Zen 5 rumors are bubbling up more frequently since a few days. A first few alleged benchmark leaks of engineering samples have leaked, too, but are IMHO unreliable. Various vendors of AM5 boards have published BIOS updates with (preliminary) support for Zen 5, apparently confirming the "Ryzen 9000" naming scheme.
A few people closer to sources have made ominous remarks about more distinct variants of CPU chiplets: 1. with 8 high speed cores, 2. with 16 dense lower power cores, and newly 3. with 16 dense cores not optimized for power, but for retaining as much max clock frequency as possible in the smaller silicon area. Number 1 would be the traditional high performance cores we already know; number 2 would be for high density servers as before, but the new variant 3 would be for workstations or desktops, where there is only ever a single socket dissipating heat.
In some circles, the hype is strong for IMHO unrealistic Zen 5 performance expectations. I can believe that an isolated benchmark exists where Zen 5 is indeed 40% faster per clock than Zen 4, but IMHO that would have to be an AVX-512 benchmark - Zen 5 is said to execute some more operations at the full 512 bits width instead of double pumping 256 bit wide ALUs.

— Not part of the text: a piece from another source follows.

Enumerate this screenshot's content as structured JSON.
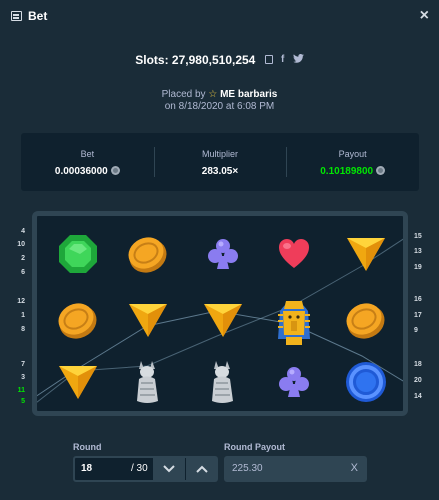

But for general spaghetti code, I don't see the IPC improvements anywhere near that.
Along similar lines, a few people closer to sources (presumably in the orbit of motherboard vendors) claimed that qualification samples are already available to finalize firmware and software support. But none of those chips have leaked any benchmark data yet.
In any case, the activity behind the scenes has picked up pace. Seems that Zen 5 is on track for a timely release. I would advise to not believe the hype (unless you care for AVX-512 performance). There will be improvements, but unless AMD decides to give us more than 16 cores on AM5, the jump won't be huge.